Das Kapitel zu „Strukturproblemen der Vereinten Nationen und Reformkonzepte“ greift viele der in den vorhergehenden Kapiteln genannten Probleme wieder auf und erläutert an Hand derer, wo die strukturellen Schwächen (oder auch Stärken) der UN liegen. Allerdings liest sich dieser Abschnitt eher wie eine Wiederholung, da kaum wirklich neue Aspekte aufgegriffen werden. Einzig die Auseinandersetzung mit der internen und externen Kontrolle (Karl Th. Paschke), sowie mit der konkreten Finanzpolitik der UNO und ihren angegliederten Organen (Klaus Hüfner) eröffnet neue Einsichten. Jedoch wird auch hier wieder deutlich, was schon in vorherigen Beiträgen angeklungen ist: Dass die USA nicht nur politisch einen ernormen Einfluss auf die Arbeit der UN nehmen können, beziehungsweise sich ihrem Einfluss einfacher entziehen können als andere Mitgliedsländer, sondern dass sie ihre Forderungen und Präferenzen auch mit dem „ökonomischen Hebel“ durchzusetzen versuchen (S. 428).

Unter diesem Gesichtspunkt finde ich Volgers Schlussfolgerung, dass die UNO wohl keine „großen Reformen“ braucht, fragwürdig (S. 571). Sein Argument, dass sie diese ja „in ihrer mehr als sechzigjähreigen Geschichte [auch] nicht durchsetzen konnte“ klingt in diesem Zusammenhang auch eher schwach und wenig überzeugend. Sein Gegenvorschlag, „es [sei] besser […], eine so wichtige und komplexe Organisation wie die Vereinten Nationen ständig pragmatisch an Veränderungen anzupassen“ (ibid.), mag zwar aus Sicht eines langjährigen Mitarbeiters plausibel erscheinen, hilft aber nicht die offensichtlichen, und auch immer wieder in dem Buch erwähnten, Ungleichbehandlungen der verschiedenen Mitgliedsstaaten zu überwinden. Diese Haltung drückt auch aus, dass Volger keine substantielle Kritik an dem System der UN zulässt. Dabei sollte man durchaus hinterfragen dürfen, ob eine internationale Organisation, die sich zum einen auf ein Webersches Staatsverständnis beruft, aber auf der anderen Seite mit autokratischen Herrschaftssystemen kooperiert, heute noch zeitgemäß ist.

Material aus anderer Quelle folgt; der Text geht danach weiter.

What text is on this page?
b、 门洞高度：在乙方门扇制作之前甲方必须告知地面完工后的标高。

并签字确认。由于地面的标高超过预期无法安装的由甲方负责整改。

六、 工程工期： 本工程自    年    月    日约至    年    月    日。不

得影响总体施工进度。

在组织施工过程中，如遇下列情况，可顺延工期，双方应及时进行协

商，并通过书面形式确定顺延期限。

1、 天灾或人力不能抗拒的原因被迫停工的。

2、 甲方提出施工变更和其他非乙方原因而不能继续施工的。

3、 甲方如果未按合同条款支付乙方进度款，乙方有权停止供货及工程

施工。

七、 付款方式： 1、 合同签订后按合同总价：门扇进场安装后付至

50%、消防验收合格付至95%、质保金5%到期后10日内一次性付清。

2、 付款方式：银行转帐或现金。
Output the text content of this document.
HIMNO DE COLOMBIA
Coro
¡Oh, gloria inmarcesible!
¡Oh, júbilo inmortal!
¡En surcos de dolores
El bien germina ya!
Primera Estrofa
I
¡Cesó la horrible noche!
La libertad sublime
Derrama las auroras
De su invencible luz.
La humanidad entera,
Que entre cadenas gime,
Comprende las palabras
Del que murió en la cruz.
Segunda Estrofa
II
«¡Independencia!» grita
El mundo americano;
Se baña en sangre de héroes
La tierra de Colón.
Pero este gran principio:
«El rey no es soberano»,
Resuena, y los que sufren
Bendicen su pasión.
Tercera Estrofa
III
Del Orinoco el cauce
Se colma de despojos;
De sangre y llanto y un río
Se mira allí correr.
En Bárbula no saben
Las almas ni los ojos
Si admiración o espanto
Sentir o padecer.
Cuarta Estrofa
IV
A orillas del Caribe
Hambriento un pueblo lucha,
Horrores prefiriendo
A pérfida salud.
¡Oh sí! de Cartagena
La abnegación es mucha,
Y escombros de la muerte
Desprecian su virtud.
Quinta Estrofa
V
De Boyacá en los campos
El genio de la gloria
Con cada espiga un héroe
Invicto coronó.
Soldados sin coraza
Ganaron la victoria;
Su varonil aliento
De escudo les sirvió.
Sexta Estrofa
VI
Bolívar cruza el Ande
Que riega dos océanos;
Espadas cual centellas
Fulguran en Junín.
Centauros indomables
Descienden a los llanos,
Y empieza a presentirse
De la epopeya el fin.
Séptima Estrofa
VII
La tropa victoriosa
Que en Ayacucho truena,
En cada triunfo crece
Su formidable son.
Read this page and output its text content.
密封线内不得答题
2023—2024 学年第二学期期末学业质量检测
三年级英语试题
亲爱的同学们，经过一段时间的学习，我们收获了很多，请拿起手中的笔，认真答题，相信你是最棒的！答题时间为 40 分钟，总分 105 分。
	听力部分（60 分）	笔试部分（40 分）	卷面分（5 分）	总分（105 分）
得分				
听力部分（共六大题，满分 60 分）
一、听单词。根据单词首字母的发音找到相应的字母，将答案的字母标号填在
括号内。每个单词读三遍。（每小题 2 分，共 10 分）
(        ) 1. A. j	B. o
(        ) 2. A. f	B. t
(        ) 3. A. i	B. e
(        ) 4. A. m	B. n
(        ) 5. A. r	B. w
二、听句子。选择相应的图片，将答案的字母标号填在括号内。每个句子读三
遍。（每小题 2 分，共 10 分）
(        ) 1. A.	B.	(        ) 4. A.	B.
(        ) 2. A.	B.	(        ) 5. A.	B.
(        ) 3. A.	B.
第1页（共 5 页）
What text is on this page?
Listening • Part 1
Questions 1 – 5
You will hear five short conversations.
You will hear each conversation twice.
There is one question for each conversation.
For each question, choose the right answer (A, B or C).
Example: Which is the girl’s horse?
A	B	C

Zwar sind die ‚Grundlagen und Strukturen’ in diesem Sammelband ausführlich und eindringlich erläutert worden. Jedoch hätte ich mir von einem Buch, welches dazu beitragen möchte, „das Verständnis für die Bedeutung und die Arbeitsweise der Vereinten Nationen zu vertiefen“ (Vorwort), eine konsequent-kritischere Auseinandersetzung mit seinen Auswirkungen erhofft. Insgesamt bietet der Sammelband aber einen guten Einblick in die Funktionsweise des UN-Systems.

Anmerkungen:
1 Mit Beiträgen von Adolf von Wagner, Manfred Eisele, Norman Weiß, Jürgen Maier, Thomas Fues und Stephan Klingebiel.
2 Mit Beiträgen von Karl Th. Paschke, Jochen Prantl, Brigitte Hamm, Thomas Fitschen, Axel Wüstenhagen und Helmut Volger.